Le Golden Globe et la légende
En 1968, Moitessier s’engage dans le Sunday Times Golden Globe Challenge, la première course autour du monde en solitaire et sans escale. Il est alors en pleine maturité, et Joshua est parfaitement préparé. Il part du Royaume-Uni, franchit l’Atlantique Sud, contourne le cap de Bonne-Espérance, traverse l’océan Indien, puis passe le cap Leeuwin et le cap Horn.
Il est l’un des mieux placés pour gagner, mais alors qu’il entame la remontée de l’Atlantique, il change de cap. Il envoie un message à la presse par une boîte de conserve catapultée sur un cargo :
« Je continue sans escale vers les îles du Pacifique, parce que je suis heureux en mer et peut-être pour sauver mon âme. »
Ce geste, d’une radicalité désarmante, marque durablement le monde maritime. Il renonce à la célébrité, au prix, aux contrats d’édition, pour poursuivre une route intérieure. Il ne reviendra jamais en Europe avec Joshua. Il achève l’un des plus longs trajets à la voile en solitaire sans escale jamais réalisés à l’époque : plus de 37 000 milles parcourus en 10 mois et demi. Un exploit technique doublé d’un manifeste spirituel.

Écologie, écriture et transmission
Installé en Polynésie, Moitessier devient une figure à part. Il vit avec peu, cultive ses légumes, écrit beaucoup. Il publie La Longue Route en 1971, un best-seller traduit dans le monde entier, qui devient un livre de chevet pour plusieurs générations de marins. Il y décrit son choix de rester en mer, ses états d’âme, ses visions mystiques, et son rejet d’un monde trop rapide, trop matérialiste.

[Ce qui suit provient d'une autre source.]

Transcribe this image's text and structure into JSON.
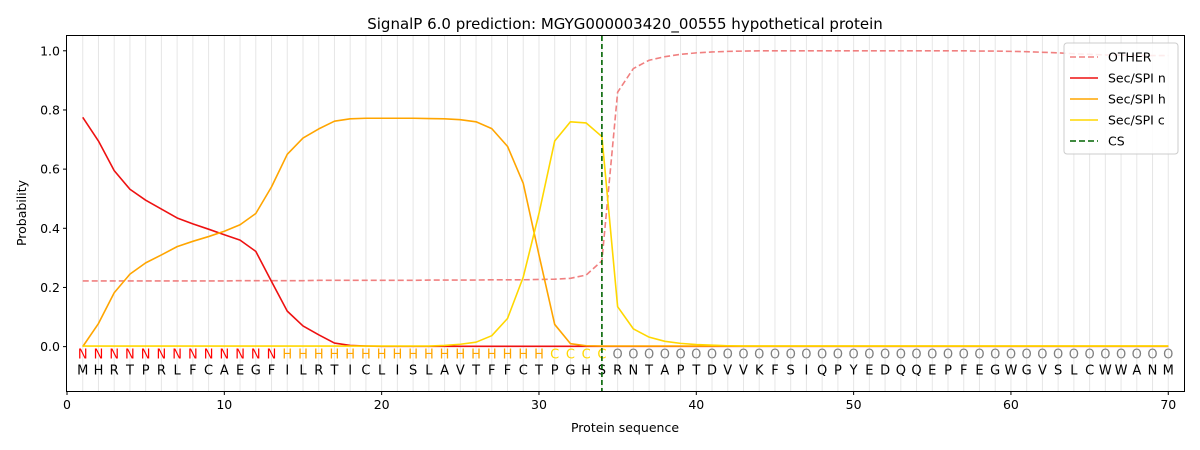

Il devient aussi un militant convaincu. Dès les années 70, il s’insurge contre les essais nucléaires français à Mururoa, prend part à des rassemblements écologistes, dénonce la pollution plastique et les dérives de la société de consommation. Il vit sur son bateau ou dans des maisons de fortune, parfois avec ses enfants, toujours en lien avec l’océan.
Dans Tamata et l’Alliance, publié peu avant sa mort, il revient sur son parcours, ses influences spirituelles (le bouddhisme, le zen, le tao), ses rencontres, ses amours et ses ruptures. Ce livre est plus introspectif, moins nautique, mais profondément humain.
Mort d’un homme libre, naissance d’un mythe
Bernard Moitessier meurt le 16 juin 1994 à Paris, des suites d’un cancer de la prostate. Il avait 69 ans. Ses cendres sont dispersées en mer, comme il l’avait souhaité. Il laisse derrière lui des livres, des récits de mer, des manuscrits, et surtout une manière unique de naviguer : sans moteur, sans électronique, sans obsession de la vitesse.
Aujourd’hui, Joshua est conservé au musée maritime de La Rochelle. Des générations de navigateurs - de Loïck Peyron à Ellen MacArthur - citent son nom comme une source d’inspiration. Il est devenu un mythe, parce qu’il a choisi la mer plutôt que la scène, l’horizon plutôt que les honneurs.